Yesterday, actors Viggo Mortensen and young Kodi Smit-McPhee were in the old Benkovitz warehouse in the Strip District shooting their final Pittsburgh scenes for the movie The Road.

Crew members were dismantling sets and moving out gear even as they played freeze tag - stopping in their tracks or cursing their squeaky shoes - once director John Hillcoat started shooting into the bunker that is a rare, welcome haven in a post-apocalyptic world.

The exterior was in New Galilee but the interior had been built on a makeshift stage and outfitted with collapsible canvas chairs, a table and what novelist Cormac McCarthy called "the richness of a vanished world."

That meant blankets, jars, cans and boxes of food, candles and an out-of-sight flare of fire lending a gorgeous glow, courtesy of cinematographer Javier Aguirresarobe.

"This is rare," Mr. Mortensen said after a morning and early afternoon of scenes shot from this angle and that. He climbed out of the upper bunk, coughed (in character) enough to make the chests of onlookers sting and shared a meal with his boy.

"It's a very nice moment but very rare in the story. ... Usually our scenes involve physical hardship and are emotionally challenging, mentally difficult a lot of times," he said.

"We were lucky with the weather, all the exteriors we were shooting early on, we had that bad weather - we had the snow, we had the rain, we've had mud, we've had a lot of cold, so the look is right," he added.
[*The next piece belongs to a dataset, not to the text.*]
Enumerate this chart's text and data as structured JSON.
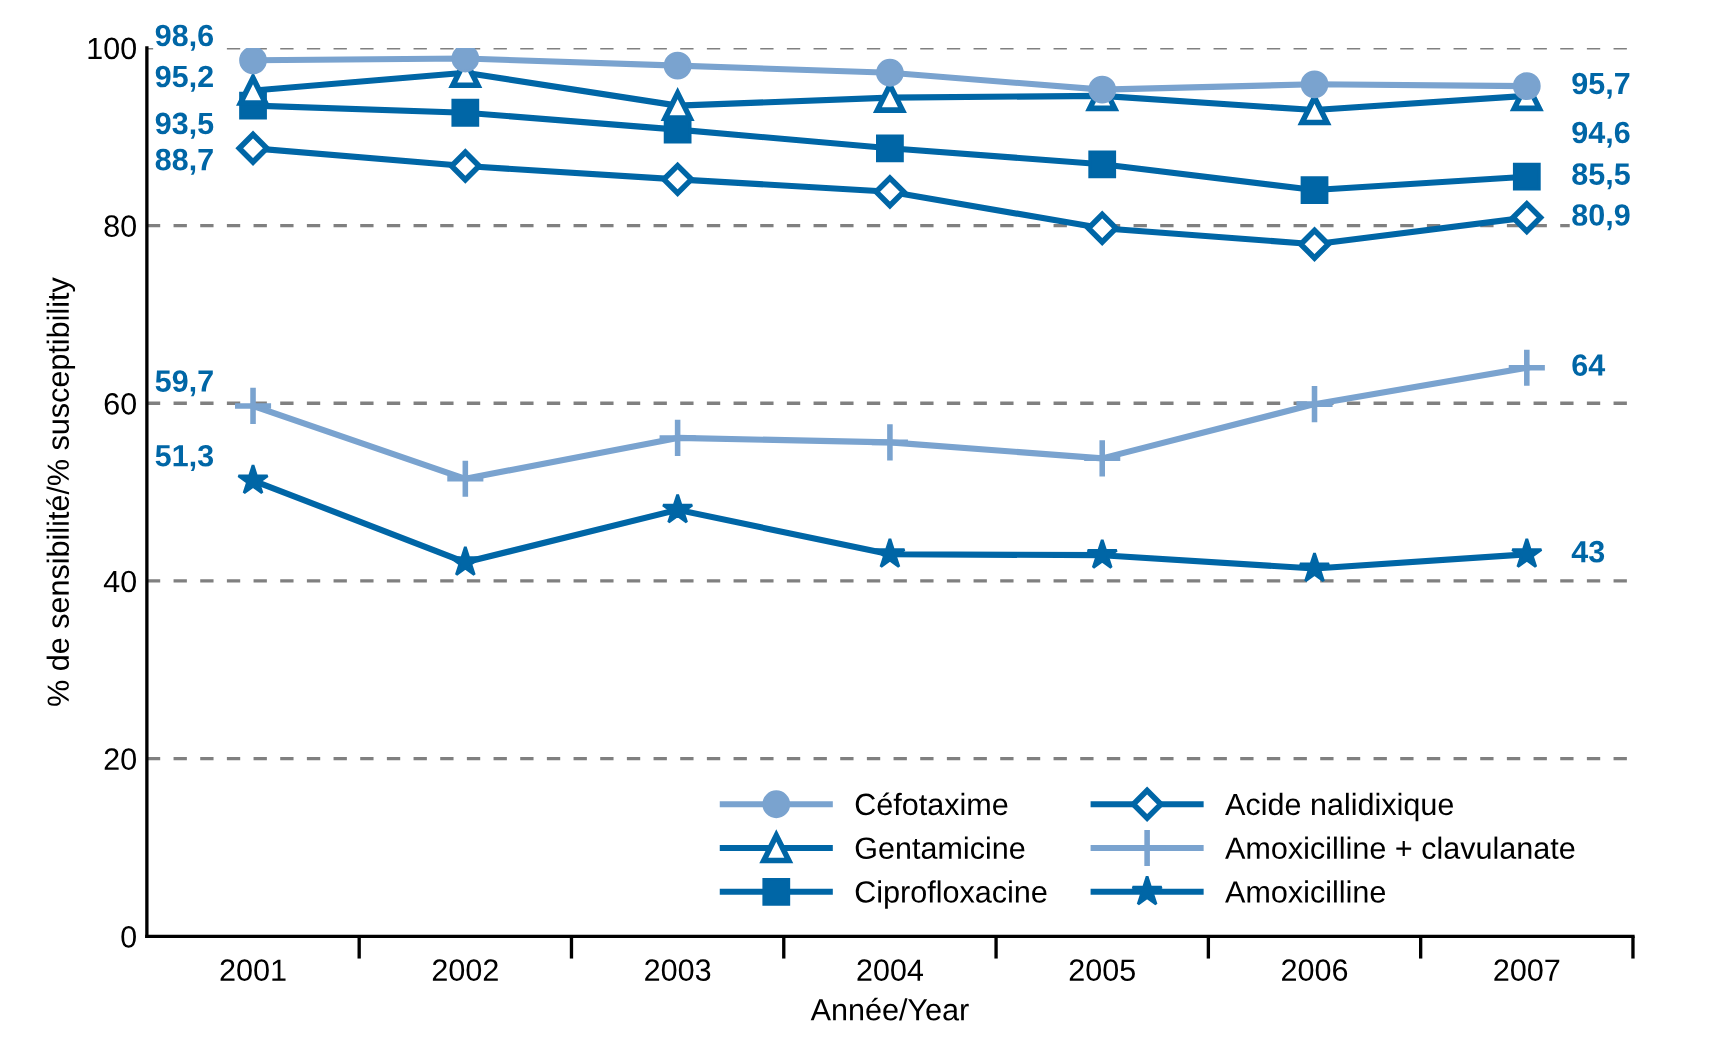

As the trees sprouted blossoms, the movie shifted inside.

After filming on closed roads near Breezewood, in Saxonburg, New Galilee, Raccoon Creek State Park, Braddock, McKeesport, the Strip and in coal country, the production pulls up stakes today. It heads to Lake Erie, New Orleans, Mount St. Helens and Oregon, where flashbacks with Charlize Theron will be shot.

As for Mr. Mortensen's look, the beard that was in the early stages on the Oscar red carpet is in full flower. It distracts from his gaunt cheeks, an authentic part of his character who is starving in a world where a few raisins or can of fruit is a rare treat and where desperation has turned some survivors into cannibals.
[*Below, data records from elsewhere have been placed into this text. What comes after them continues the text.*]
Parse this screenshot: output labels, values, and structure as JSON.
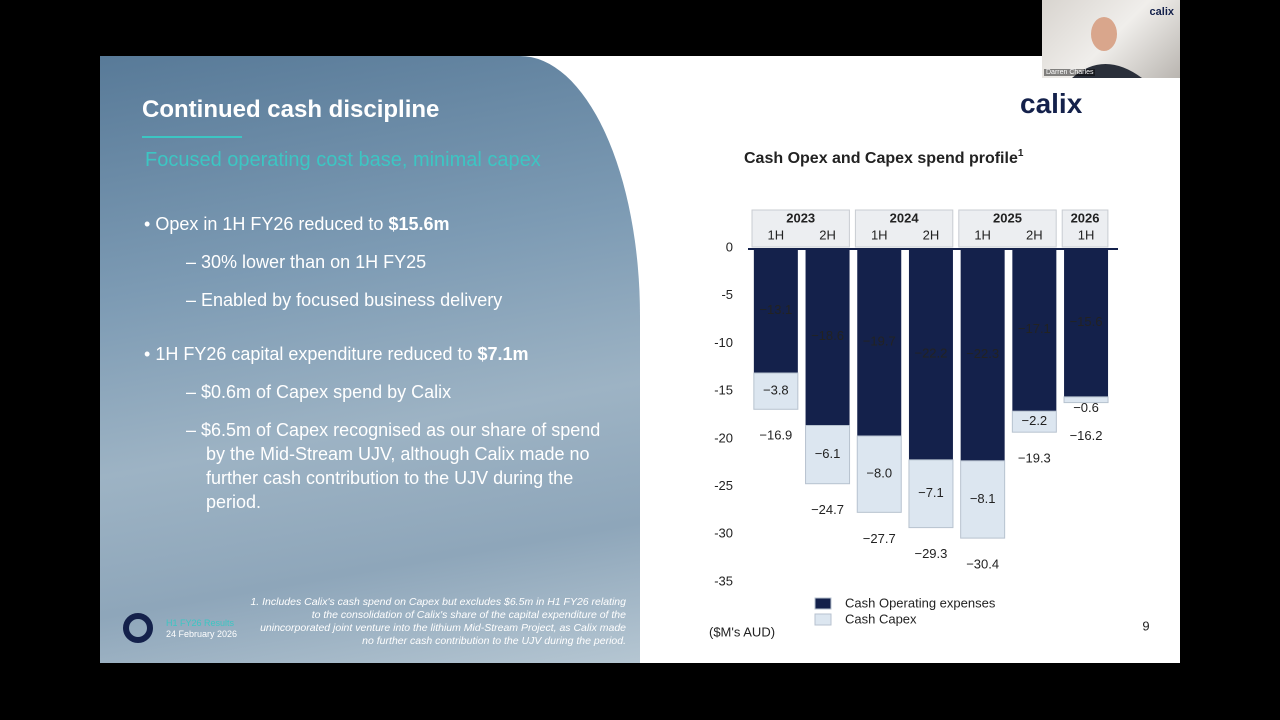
{
  "video": {
    "name": "Darren Charles",
    "logo": "calix"
  },
  "slide": {
    "title": "Continued cash discipline",
    "subtitle": "Focused operating cost base, minimal capex",
    "logo": "calix",
    "bullets": [
      {
        "text": "Opex in 1H FY26 reduced to ",
        "bold": "$15.6m",
        "sub": [
          "30% lower than on 1H FY25",
          "Enabled by focused business delivery"
        ]
      },
      {
        "text": "1H FY26 capital expenditure reduced to ",
        "bold": "$7.1m",
        "sub": [
          "$0.6m of Capex spend by Calix",
          "$6.5m of Capex recognised as our share of spend by the Mid-Stream UJV, although Calix made no further cash contribution to the UJV during the period."
        ]
      }
    ],
    "footnote": "1.  Includes Calix's cash spend on Capex but excludes $6.5m in H1 FY26 relating to the consolidation of Calix's share of the capital expenditure of the unincorporated joint venture into the lithium Mid-Stream Project, as Calix made no further cash contribution to the UJV during the period.",
    "footer_event": "H1 FY26 Results",
    "footer_date": "24 February 2026",
    "page_number": "9"
  },
  "chart_data": {
    "type": "stacked-bar",
    "title": "Cash Opex and Capex spend profile",
    "title_note": "1",
    "unit_label": "($M's AUD)",
    "groups": [
      {
        "name": "2023",
        "categories": [
          "1H",
          "2H"
        ]
      },
      {
        "name": "2024",
        "categories": [
          "1H",
          "2H"
        ]
      },
      {
        "name": "2025",
        "categories": [
          "1H",
          "2H"
        ]
      },
      {
        "name": "2026",
        "categories": [
          "1H"
        ]
      }
    ],
    "series": [
      {
        "name": "Cash Operating expenses",
        "color": "#14214b",
        "values": [
          -13.1,
          -18.6,
          -19.7,
          -22.2,
          -22.3,
          -17.1,
          -15.6
        ],
        "value_labels": [
          "−13.1",
          "−18.6",
          "−19.7",
          "−22.2",
          "−22.3",
          "−17.1",
          "−15.6"
        ]
      },
      {
        "name": "Cash Capex",
        "color": "#dce6f0",
        "values": [
          -3.8,
          -6.1,
          -8.0,
          -7.1,
          -8.1,
          -2.2,
          -0.6
        ],
        "value_labels": [
          "−3.8",
          "−6.1",
          "−8.0",
          "−7.1",
          "−8.1",
          "−2.2",
          "−0.6"
        ]
      }
    ],
    "totals": [
      -16.9,
      -24.7,
      -27.7,
      -29.3,
      -30.4,
      -19.3,
      -16.2
    ],
    "total_labels": [
      "−16.9",
      "−24.7",
      "−27.7",
      "−29.3",
      "−30.4",
      "−19.3",
      "−16.2"
    ],
    "ylim": [
      -35,
      0
    ],
    "yticks": [
      0,
      -5,
      -10,
      -15,
      -20,
      -25,
      -30,
      -35
    ]
  }
}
His mismatched clothes and hole-pocked socks are those of a homeless man, his belt cinched around a shrinking waist. When he and the Boy - as the characters are called - find the bunker, both are able to clean up but the Man never lets down his guard or his gun.

Mr. Mortensen and Kodi, an Australian honored for his turn in Romulus, My Father, bonded over a Bucs-Reds game, the resonant themes of "Bodies ... the Exhibition" at the Carnegie Science Center and their many shared scenes.
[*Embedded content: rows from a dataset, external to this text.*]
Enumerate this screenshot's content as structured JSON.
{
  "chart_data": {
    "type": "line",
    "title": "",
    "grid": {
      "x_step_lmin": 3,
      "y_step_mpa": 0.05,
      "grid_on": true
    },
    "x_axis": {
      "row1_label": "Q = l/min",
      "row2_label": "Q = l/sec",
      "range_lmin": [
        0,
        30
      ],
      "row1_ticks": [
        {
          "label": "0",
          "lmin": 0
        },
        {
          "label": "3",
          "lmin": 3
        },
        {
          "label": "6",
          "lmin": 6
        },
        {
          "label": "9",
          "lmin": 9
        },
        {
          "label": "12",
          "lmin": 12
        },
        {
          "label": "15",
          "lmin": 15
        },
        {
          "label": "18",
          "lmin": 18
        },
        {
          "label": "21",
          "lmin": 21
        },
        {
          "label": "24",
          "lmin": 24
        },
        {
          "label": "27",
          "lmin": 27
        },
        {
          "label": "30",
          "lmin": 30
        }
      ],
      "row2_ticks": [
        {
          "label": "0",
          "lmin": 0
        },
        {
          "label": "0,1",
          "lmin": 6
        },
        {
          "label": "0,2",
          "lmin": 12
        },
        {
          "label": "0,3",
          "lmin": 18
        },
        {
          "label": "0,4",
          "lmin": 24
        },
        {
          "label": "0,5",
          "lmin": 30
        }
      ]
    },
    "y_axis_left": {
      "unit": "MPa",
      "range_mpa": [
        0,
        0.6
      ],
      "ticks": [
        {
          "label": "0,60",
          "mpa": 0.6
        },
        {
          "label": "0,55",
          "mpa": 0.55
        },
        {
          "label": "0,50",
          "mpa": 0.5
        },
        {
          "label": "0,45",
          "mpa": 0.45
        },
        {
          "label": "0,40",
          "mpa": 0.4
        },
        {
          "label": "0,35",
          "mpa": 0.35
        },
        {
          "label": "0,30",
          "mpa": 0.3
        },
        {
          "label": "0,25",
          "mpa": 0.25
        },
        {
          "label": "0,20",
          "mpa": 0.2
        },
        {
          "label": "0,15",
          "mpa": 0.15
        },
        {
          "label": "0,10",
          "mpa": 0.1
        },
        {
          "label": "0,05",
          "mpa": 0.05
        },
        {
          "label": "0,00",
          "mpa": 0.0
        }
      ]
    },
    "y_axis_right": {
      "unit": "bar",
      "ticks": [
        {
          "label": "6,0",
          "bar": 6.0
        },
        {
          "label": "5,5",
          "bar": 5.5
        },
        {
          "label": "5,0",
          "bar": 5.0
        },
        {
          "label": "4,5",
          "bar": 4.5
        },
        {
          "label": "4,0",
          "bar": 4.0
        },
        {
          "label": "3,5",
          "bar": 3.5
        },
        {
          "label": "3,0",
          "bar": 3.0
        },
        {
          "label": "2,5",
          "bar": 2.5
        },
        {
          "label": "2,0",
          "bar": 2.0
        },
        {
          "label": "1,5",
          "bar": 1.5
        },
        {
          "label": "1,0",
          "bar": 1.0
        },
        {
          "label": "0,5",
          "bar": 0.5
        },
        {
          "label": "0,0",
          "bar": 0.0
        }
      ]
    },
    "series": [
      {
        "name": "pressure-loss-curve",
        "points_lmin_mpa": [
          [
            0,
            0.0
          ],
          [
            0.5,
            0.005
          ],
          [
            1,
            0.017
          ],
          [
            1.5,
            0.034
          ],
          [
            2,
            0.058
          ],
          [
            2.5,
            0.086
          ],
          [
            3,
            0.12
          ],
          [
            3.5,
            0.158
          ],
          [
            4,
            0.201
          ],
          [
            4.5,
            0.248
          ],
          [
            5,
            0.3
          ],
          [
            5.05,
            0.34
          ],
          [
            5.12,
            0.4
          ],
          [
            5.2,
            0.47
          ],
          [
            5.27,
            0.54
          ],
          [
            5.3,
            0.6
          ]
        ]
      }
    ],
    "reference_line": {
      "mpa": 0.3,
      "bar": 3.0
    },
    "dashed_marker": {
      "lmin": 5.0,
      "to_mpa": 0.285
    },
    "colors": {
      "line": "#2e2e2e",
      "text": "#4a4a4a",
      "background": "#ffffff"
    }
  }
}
The Eastern Promises and Lord of the Rings star praised his young co-star's technical skills, natural presence, intelligence and versatility.

"It's a luxury for me as an actor to have a partner - most of the time it's just the two of us - who's so good at playing, who has such a good game," said Mr. Mortensen.

The Road is very much the story of parents and children and lessons passed from one to the other. Mr. Hillcoat has a 6-year-old boy, Kodi reminded Mr. Mortensen of his now-grown son, and when Mr. Mortensen called Mr. McCarthy to chat, talk turned to their sons.

In separate interviews, Mr. Mortensen, Mr. Hillcoat and unit production manager Buddy Enright volunteered praise for local crews and residents, the city and state - its tax incentive is working - and the Pittsburgh Film Office.

They singled out visits to Fallingwater, a behind-the-scenes tour of the Pittsburgh Zoo & PPG Aquarium, family-owned restaurants, the Strip District and other thriving touchstones to Pittsburgh's past as highlights of their stays.

As for the movie that brought them, it's faithful to the spirit of the book, Mr. Hillcoat said.

"In our world that we're creating, we're not saying everything is just literally covered in ash. There's more variation in the devastation on a visual level," with ash, snow, water, fallen trees, lightning, fires and earthquake tremors factoring into "a world in severe trauma."

Like the novel, the screenplay by Joe Penhall doesn't specify the trigger to this trauma.

"That's what makes it more realistic, then it immediately becomes about survival and how you get through each day as opposed to what actually happened," Mr. Hillcoat said.

Flashbacks and the bunker interlude highlight "all the little things we take for granted, certainly in the comfortable, more affluent parts of the world," the director said. But the father and son are the movie's heart.

"The book had a huge impact on me, it affected me more deeply and more profoundly than almost anything I've ever read," Mr. Hillcoat said. "That's partly because I'm a father of a gorgeous 6-year-old boy" and mindful of what's happening in the world.

Growing up in Canada in the 1970s, the native Australian worried nuclear war was inevitable.

"Quite seriously, I never even thought I'd get to the age of 40 as a kid, as a teenager at least," he said.

But he did and he's making a movie that explores humanity and hope in a seemingly hopeless world and a father who teaches his son to "carry the fire," as Mr. McCarthy so eloquently phrases it.